* Jornalista e psicanalista. Escreve mensalmente no caderno PrOA.
Dias atrás, num supermercado, uma amiga sentiu um carrinho bater em seus calcanhares. Antes que pudesse reagir, escutou uma voz raivosa em seu ouvido: "Sai da frente, sapatão!". Seguiu-se uma série de ameaças e ofensas, que culminava em uma convocação dos militares para "dar um jeito no país" e "acabar com todas vocês".
O ofensor era um senhor de seus 60 anos, sua ação violenta havia sido desencadeada pela mera presença de minha amiga. Ela relatou-me outros episódios de agressões a amigos próximos, ainda mais violentos que esse, todos com o mesmo motor: a (suposta) homossexualidade da vítima.

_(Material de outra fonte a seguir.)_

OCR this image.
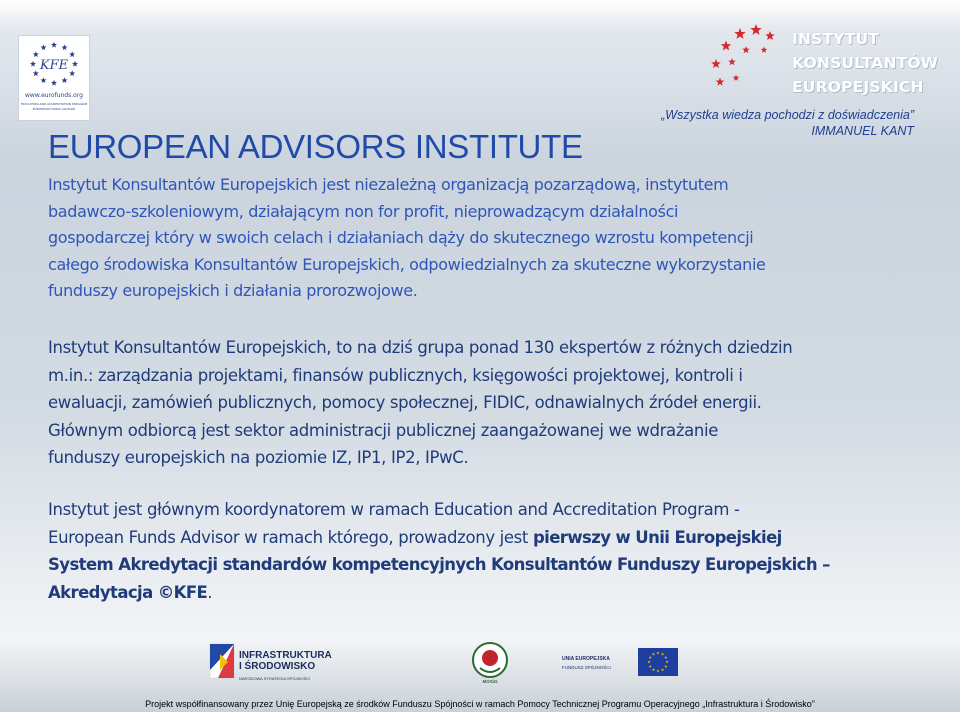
KFE
www.eurofunds.org
EDUCATION AND ACCREDITATION PROGRAM
EUROPEAN FUNDS ADVISOR
INSTYTUT
KONSULTANTÓW
EUROPEJSKICH
„Wszystka wiedza pochodzi z doświadczenia”
IMMANUEL KANT
EUROPEAN ADVISORS INSTITUTE
Instytut Konsultantów Europejskich jest niezależną organizacją pozarządową, instytutem
badawczo-szkoleniowym, działającym non for profit, nieprowadzącym działalności
gospodarczej który w swoich celach i działaniach dąży do skutecznego wzrostu kompetencji
całego środowiska Konsultantów Europejskich, odpowiedzialnych za skuteczne wykorzystanie
funduszy europejskich i działania prorozwojowe.
Instytut Konsultantów Europejskich, to na dziś grupa ponad 130 ekspertów z różnych dziedzin
m.in.: zarządzania projektami, finansów publicznych, księgowości projektowej, kontroli i
ewaluacji, zamówień publicznych, pomocy społecznej, FIDIC, odnawialnych źródeł energii.
Głównym odbiorcą jest sektor administracji publicznej zaangażowanej we wdrażanie
funduszy europejskich na poziomie IZ, IP1, IP2, IPwC.
Instytut jest głównym koordynatorem w ramach Education and Accreditation Program -
European Funds Advisor w ramach którego, prowadzony jest pierwszy w Unii Europejskiej
System Akredytacji standardów kompetencyjnych Konsultantów Funduszy Europejskich –
Akredytacja ©KFE.
INFRASTRUKTURA
I ŚRODOWISKO
NARODOWA STRATEGIA SPÓJNOŚCI
MOSiG
UNIA EUROPEJSKA
FUNDUSZ SPÓJNOŚCI
Projekt współfinansowany przez Unię Europejską ze środków Funduszu Spójności w ramach Pomocy Technicznej Programu Operacyjnego „Infrastruktura i Środowisko”
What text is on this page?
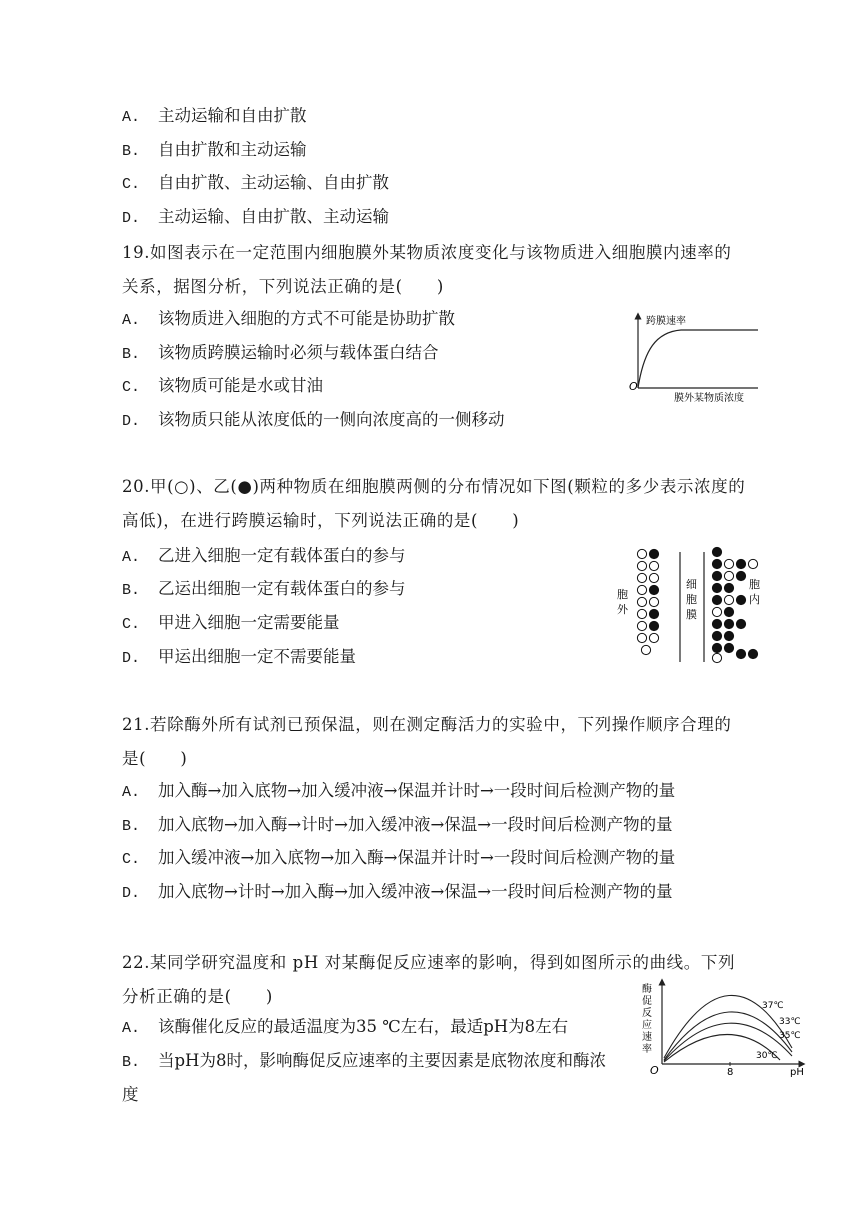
A. 主动运输和自由扩散
B. 自由扩散和主动运输
C. 自由扩散、主动运输、自由扩散
D. 主动运输、自由扩散、主动运输
19.如图表示在一定范围内细胞膜外某物质浓度变化与该物质进入细胞膜内速率的关系，据图分析，下列说法正确的是(　　)
A. 该物质进入细胞的方式不可能是协助扩散
B. 该物质跨膜运输时必须与载体蛋白结合
C. 该物质可能是水或甘油
D. 该物质只能从浓度低的一侧向浓度高的一侧移动
跨膜速率
O
膜外某物质浓度
20.甲(○)、乙(●)两种物质在细胞膜两侧的分布情况如下图(颗粒的多少表示浓度的高低)，在进行跨膜运输时，下列说法正确的是(　　)
A. 乙进入细胞一定有载体蛋白的参与
B. 乙运出细胞一定有载体蛋白的参与
C. 甲进入细胞一定需要能量
D. 甲运出细胞一定不需要能量
胞
外
细
胞
膜
胞
内
21.若除酶外所有试剂已预保温，则在测定酶活力的实验中，下列操作顺序合理的是(　　)
A. 加入酶→加入底物→加入缓冲液→保温并计时→一段时间后检测产物的量
B. 加入底物→加入酶→计时→加入缓冲液→保温→一段时间后检测产物的量
C. 加入缓冲液→加入底物→加入酶→保温并计时→一段时间后检测产物的量
D. 加入底物→计时→加入酶→加入缓冲液→保温→一段时间后检测产物的量
22.某同学研究温度和 pH 对某酶促反应速率的影响，得到如图所示的曲线。下列分析正确的是(　　)
A. 该酶催化反应的最适温度为35 ℃左右，最适pH为8左右
B. 当pH为8时，影响酶促反应速率的主要因素是底物浓度和酶浓
度
酶
促
反
应
速
率
O	8	pH
37℃
33℃
35℃
30℃
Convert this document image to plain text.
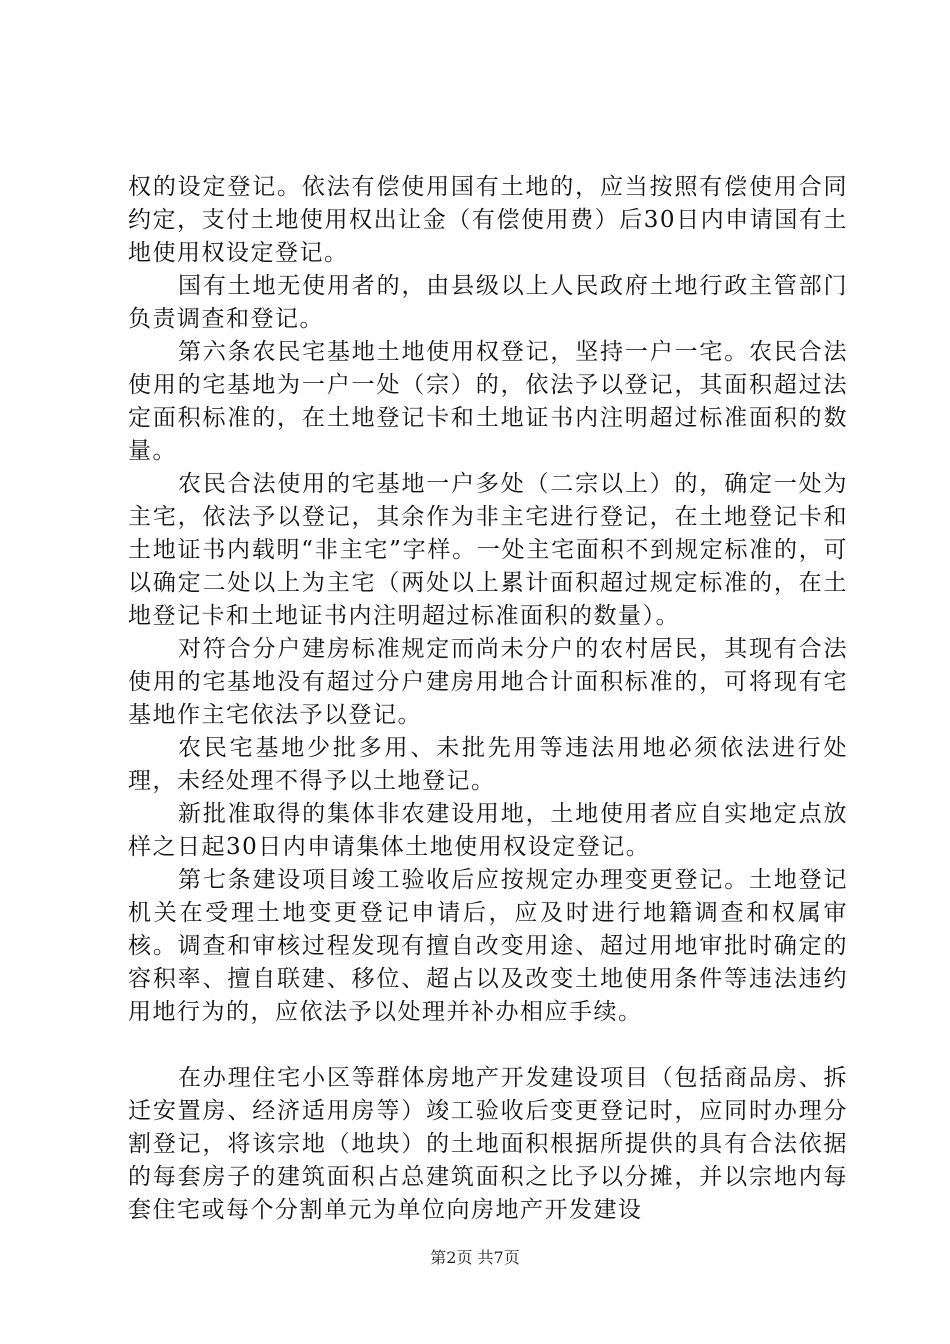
权的设定登记。依法有偿使用国有土地的，应当按照有偿使用合同约定，支付土地使用权出让金（有偿使用费）后30日内申请国有土地使用权设定登记。

国有土地无使用者的，由县级以上人民政府土地行政主管部门负责调查和登记。

第六条农民宅基地土地使用权登记，坚持一户一宅。农民合法使用的宅基地为一户一处（宗）的，依法予以登记，其面积超过法定面积标准的，在土地登记卡和土地证书内注明超过标准面积的数量。

农民合法使用的宅基地一户多处（二宗以上）的，确定一处为主宅，依法予以登记，其余作为非主宅进行登记，在土地登记卡和土地证书内载明“非主宅”字样。一处主宅面积不到规定标准的，可以确定二处以上为主宅（两处以上累计面积超过规定标准的，在土地登记卡和土地证书内注明超过标准面积的数量）。

对符合分户建房标准规定而尚未分户的农村居民，其现有合法使用的宅基地没有超过分户建房用地合计面积标准的，可将现有宅基地作主宅依法予以登记。

农民宅基地少批多用、未批先用等违法用地必须依法进行处理，未经处理不得予以土地登记。

新批准取得的集体非农建设用地，土地使用者应自实地定点放样之日起30日内申请集体土地使用权设定登记。

第七条建设项目竣工验收后应按规定办理变更登记。土地登记机关在受理土地变更登记申请后，应及时进行地籍调查和权属审核。调查和审核过程发现有擅自改变用途、超过用地审批时确定的容积率、擅自联建、移位、超占以及改变土地使用条件等违法违约用地行为的，应依法予以处理并补办相应手续。

在办理住宅小区等群体房地产开发建设项目（包括商品房、拆迁安置房、经济适用房等）竣工验收后变更登记时，应同时办理分割登记，将该宗地（地块）的土地面积根据所提供的具有合法依据的每套房子的建筑面积占总建筑面积之比予以分摊，并以宗地内每套住宅或每个分割单元为单位向房地产开发建设

第2页 共7页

Seus relatos se unem a outros, que têm circulado na mídia e nas redes sociais, e que dão nomes e rostos à frieza dos números que indicam que há ainda muita violência contra quem, com sua existência, desvia da norma.
Na mesma semana, fui a uma barbearia na qual chamaram-me a atenção pequenos quadros na parede, exaltando aquele espaço como "lugar de macho". Enquanto era atendido, acompanhava as discussões, que giravam em torno de assuntos da atualidade. Todas as respostas para as questões políticas, econômicas e sociais passavam por intensificar o controle e a repressão, quando não a violência. Havia algo de caricaturesco naquela situação, que seria cômica se não fosse trágica: o anacronismo decadente do lugar combinava com o das discussões. O trágico é como ainda gozam de popularidade estas "soluções de macho", que apostam na repressão para manter as pessoas nos lugares designados para elas.
Só que as pessoas não têm se acomodado tão facilmente nesses lugares como outrora. Há cada vez mais pessoas que consideram os "vagabundos" cidadãos dignos de atenção, assim como outras formas de desejar e constituir laços amorosos e familiares têm sido acolhidas. A conquista de um quinhão do espaço e do discurso públicos por mulheres, homossexuais e outros que não homens brancos heterossexuais vem tirando estes de seu trono, naturalizado durante séculos. Muitos têm dado as boas-vindas a essa intromissão: reconhecem as diferenças - que são inegáveis -, mas interrogam as relações de dominação e poder que se constroem a partir delas. Podem dialogar, não se sentem ameaçados ou menos machos por não serem mais os únicos jogadores em campo.
Outros, porém, sentem-se atacados ao terem questionadas sua identidade e suas convicções, assim como ao serem instados a compartilhar prerrogativas até então exclusivas de seu time. O ódio e a violência com que alguns agem podem ser uma tentativa desesperada de se proteger de um perigo, que nesses casos é apenas imaginário: a presença do diferente em uma posição de igual interroga a ideia que se tem de si e do mundo. Quando não é possível questionar as próprias certezas, uma forma de manter a identidade intacta é eliminando aquele ou aquilo que as perturba. Esse outro, no entanto, já não é mais tão dócil frente às agressões, não se deixa mais silenciar ou eliminar sem barulho. E não estão mais tão sós: há cada vez mais pessoas fazendo barulho com e por eles - inclusive muitos "machos".
O que nossos tempos impregnados de feminismos e beijos gays têm desvelado é que o "macho" (assim como "a mulher", ou qualquer outra forma identitária) é uma construção humana, mesmo que esta seja calcada sobre diferenças reais. Seu poder apenas subsiste enquanto esta fantasia for compartilhada e sustentada pela maioria. Talvez cansados de estar à sombra, talvez insatisfeitos com os rumos tomados pelos "machos", muitos não têm mais aceitado sua exclusividade nesse lugar. Apesar de alguns radicalismos, talvez inevitáveis em tempos de crise e transformação, não se trata de dizimar os machos, como muitos podem paranoicamente temer. Porém, ao que tudo indica, seu reinado absoluto está dando seus últimos suspiros - ou, em alguns casos, gritos desesperados.